Research from Teenage Cancer Trust suggests many 18-24 year-olds don’t know the five major things to look for.
“A simple blood test saved my life,” Nella Pignatelli tells the BBC, and she wants others to have one too if they don’t feel right.
Nella, 24, was diagnosed with leukaemia 18 months ago after feeling fatigued and out of breath when walking, something she passed off as long Covid.
“I started a new job and just felt really tired all the time, but I associated everything that was happening to me with things that were going on in my life,” she says.
“When I had two nosebleeds that lasted an hour – it had got to the point that after three months of dealing with the symptoms, I was losing my mind.”
According to the charity Teenage Cancer Trust, 56% of those aged 18-24 would not know what five signs and symptoms they should look out for.
The most recognisable signs of cancer within this age group are:
- lumps, bumps and swellings
- unexplained tiredness
- mole changes
- significant weight change
Half of the 2,000 people surveyed also admitted they’d put off going to the GP with health concerns, with many saying it was because they were too scared to find out what was wrong with them.
Other reasons given included it being too difficult to get an appointment and fears that they were wasting their GP’s time.
‘You know your body’
Nella went to her GP for a blood test, followed by a bone marrow test, which revealed she had acute leukaemia and needed immediate chemotherapy.
Leukaemia is cancer of the white blood cells. Acute leukaemia means it progresses quickly and aggressively, and usually requires immediate treatment.
“You know your body better than anyone – I regret not seeking help sooner, because it would have meant I could have been treated quicker,” she says.
Lauren Aneesa Angrish also didn’t know what the main things are to look out for when it comes to identifying cancer.
The 25-year-old also put feeling fatigued and getting coughs and colds regularly down to her “busy life”.
“I originally thought I’m just overworked and need to take a holiday,” she tells the BBC.
Working as a make-up artist, she got free spray tans at work, and thought they might be the reason she had started to develop a rash.
“I stopped tanning and the rash got even worse, it started on my legs and then it was literally all over my body – on my eyelids and face,” she says.
Lauren tried a course of steroids to remove the rash, but it continued to get worse so she went to A&E and asked for a blood test.
‘Don’t stress or worry’
The next day she was contacted and later diagnosed with acute leukaemia, for which she had to undergo treatment including a stem cell transplant.

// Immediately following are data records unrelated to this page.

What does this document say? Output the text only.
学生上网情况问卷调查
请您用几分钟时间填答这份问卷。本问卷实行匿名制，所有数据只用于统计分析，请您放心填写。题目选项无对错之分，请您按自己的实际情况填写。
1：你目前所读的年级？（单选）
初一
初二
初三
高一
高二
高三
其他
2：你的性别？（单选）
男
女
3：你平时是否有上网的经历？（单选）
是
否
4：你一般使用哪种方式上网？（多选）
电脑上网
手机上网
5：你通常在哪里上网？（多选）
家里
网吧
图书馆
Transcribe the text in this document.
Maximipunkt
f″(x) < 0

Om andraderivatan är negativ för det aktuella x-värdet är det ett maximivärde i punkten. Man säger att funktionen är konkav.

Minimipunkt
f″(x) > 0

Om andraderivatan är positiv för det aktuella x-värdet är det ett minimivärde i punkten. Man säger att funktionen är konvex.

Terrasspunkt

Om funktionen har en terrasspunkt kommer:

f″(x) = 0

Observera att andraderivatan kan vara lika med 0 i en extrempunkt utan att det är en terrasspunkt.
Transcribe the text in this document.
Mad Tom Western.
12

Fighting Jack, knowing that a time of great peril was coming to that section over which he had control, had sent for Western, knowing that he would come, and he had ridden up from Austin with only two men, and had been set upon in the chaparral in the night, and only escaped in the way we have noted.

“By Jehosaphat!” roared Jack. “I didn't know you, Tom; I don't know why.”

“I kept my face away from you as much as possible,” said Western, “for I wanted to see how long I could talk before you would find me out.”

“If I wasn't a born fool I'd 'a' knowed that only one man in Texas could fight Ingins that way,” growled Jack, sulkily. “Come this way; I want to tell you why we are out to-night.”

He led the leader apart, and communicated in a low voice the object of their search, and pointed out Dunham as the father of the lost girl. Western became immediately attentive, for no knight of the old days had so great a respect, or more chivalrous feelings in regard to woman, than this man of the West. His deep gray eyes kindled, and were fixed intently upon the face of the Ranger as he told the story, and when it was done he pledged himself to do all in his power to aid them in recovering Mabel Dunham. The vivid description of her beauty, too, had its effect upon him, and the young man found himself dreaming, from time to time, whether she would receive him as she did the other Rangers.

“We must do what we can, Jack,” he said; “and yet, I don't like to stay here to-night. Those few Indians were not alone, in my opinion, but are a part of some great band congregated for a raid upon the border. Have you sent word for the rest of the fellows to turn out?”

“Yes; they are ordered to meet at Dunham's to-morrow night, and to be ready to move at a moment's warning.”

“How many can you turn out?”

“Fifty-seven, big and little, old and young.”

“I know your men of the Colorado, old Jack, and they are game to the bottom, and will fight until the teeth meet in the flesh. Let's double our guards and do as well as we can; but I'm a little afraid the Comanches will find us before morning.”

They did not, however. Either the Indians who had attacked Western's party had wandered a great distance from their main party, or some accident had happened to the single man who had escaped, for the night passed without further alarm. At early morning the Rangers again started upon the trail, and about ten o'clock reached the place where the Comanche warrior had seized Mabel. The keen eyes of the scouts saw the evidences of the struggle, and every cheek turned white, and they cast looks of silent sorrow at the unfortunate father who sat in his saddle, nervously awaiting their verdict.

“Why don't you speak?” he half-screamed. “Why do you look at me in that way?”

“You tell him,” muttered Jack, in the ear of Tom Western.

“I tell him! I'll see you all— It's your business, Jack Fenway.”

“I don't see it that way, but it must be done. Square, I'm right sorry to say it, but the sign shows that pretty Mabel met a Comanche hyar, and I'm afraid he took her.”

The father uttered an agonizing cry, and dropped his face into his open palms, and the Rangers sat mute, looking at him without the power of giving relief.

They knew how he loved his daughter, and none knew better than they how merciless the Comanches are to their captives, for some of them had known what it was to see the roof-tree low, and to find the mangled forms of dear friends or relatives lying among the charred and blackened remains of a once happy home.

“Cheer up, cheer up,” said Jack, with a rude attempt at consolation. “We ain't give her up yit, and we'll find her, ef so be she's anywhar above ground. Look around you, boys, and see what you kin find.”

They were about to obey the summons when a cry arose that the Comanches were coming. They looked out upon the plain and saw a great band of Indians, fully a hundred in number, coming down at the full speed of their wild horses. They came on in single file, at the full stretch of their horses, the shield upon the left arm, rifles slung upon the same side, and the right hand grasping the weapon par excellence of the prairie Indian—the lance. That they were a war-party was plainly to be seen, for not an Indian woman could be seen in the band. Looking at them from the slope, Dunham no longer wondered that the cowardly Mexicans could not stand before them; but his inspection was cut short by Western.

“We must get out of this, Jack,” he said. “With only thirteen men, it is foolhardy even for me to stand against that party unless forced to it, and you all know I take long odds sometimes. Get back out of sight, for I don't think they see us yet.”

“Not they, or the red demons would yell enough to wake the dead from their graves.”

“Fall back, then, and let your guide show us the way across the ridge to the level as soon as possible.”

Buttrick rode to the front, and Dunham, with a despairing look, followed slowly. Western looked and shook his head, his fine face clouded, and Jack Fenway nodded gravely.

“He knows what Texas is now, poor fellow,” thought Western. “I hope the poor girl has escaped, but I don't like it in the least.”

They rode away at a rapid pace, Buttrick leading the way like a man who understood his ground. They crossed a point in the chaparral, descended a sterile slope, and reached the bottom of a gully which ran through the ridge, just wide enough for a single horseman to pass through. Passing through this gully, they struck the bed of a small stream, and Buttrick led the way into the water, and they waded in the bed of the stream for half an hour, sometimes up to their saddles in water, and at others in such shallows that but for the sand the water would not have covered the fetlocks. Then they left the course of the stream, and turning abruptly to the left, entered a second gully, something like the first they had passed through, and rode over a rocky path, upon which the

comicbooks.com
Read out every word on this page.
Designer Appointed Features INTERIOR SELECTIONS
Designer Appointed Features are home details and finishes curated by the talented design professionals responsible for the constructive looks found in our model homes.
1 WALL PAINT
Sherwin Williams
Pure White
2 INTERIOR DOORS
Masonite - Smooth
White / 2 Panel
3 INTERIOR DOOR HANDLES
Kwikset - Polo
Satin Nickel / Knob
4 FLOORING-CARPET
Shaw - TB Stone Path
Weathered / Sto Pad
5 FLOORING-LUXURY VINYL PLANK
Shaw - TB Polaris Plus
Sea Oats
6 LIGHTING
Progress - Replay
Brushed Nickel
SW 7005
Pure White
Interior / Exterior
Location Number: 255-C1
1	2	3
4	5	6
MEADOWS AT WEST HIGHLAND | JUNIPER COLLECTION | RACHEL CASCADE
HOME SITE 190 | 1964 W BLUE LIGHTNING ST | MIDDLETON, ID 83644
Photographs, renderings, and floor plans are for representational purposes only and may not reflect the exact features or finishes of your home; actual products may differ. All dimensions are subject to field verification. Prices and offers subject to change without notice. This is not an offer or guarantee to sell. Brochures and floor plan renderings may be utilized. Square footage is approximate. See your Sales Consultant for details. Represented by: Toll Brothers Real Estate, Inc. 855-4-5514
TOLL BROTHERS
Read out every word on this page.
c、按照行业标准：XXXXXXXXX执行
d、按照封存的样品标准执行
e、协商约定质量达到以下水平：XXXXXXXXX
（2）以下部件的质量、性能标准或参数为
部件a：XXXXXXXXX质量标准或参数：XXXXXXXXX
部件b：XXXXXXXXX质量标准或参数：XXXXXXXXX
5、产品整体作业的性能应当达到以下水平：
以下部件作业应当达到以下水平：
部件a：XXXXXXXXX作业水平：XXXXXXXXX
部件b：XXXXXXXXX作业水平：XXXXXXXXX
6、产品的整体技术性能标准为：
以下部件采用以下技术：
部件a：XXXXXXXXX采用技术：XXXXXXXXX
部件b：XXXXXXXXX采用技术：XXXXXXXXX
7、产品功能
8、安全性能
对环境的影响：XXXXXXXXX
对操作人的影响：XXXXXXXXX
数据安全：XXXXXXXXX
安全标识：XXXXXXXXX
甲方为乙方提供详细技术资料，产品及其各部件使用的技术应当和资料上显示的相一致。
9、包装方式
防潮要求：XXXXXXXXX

Like Nella, Lauren also wants to encourage people who are worried to book an appointment with their GP.
“Any health issue, any worry – even a little mole that’s changed colour, I’d say don’t stress about it or worry, just make sure to go check on it.”
Teenage Cancer Trust’s chief nurse, Dr Louise Soanes, says: “It can be scary to think about cancer, particularly if you’re a young person, but it can happen to anyone of any age.
“Always listen to your body and if you have concerns never be afraid to seek help – the likelihood is that is isn’t cancer, but it’s always best to check.”
There are thought to be around 2,400 new cancer cases in young people every year in the UK, but that accounts for less than 1% of all new cases.
These findings from the Teenage Cancer Trust come at a time when cancer diagnoses are rising, with projections showing that the number of people diagnosed with cancer will rise by a third by 2040.
Analysis by Cancer Research UK finds that, if current trends continue, cancer cases will rise from the 384,000 cases per year now to 506,000 in 2040.
Most of the rise is thought to be due to an ageing population because older people are more likely to get cancer.
However, smoking and obesity are also contributing to the rise and are the two biggest preventable causes of cancer, says the charity.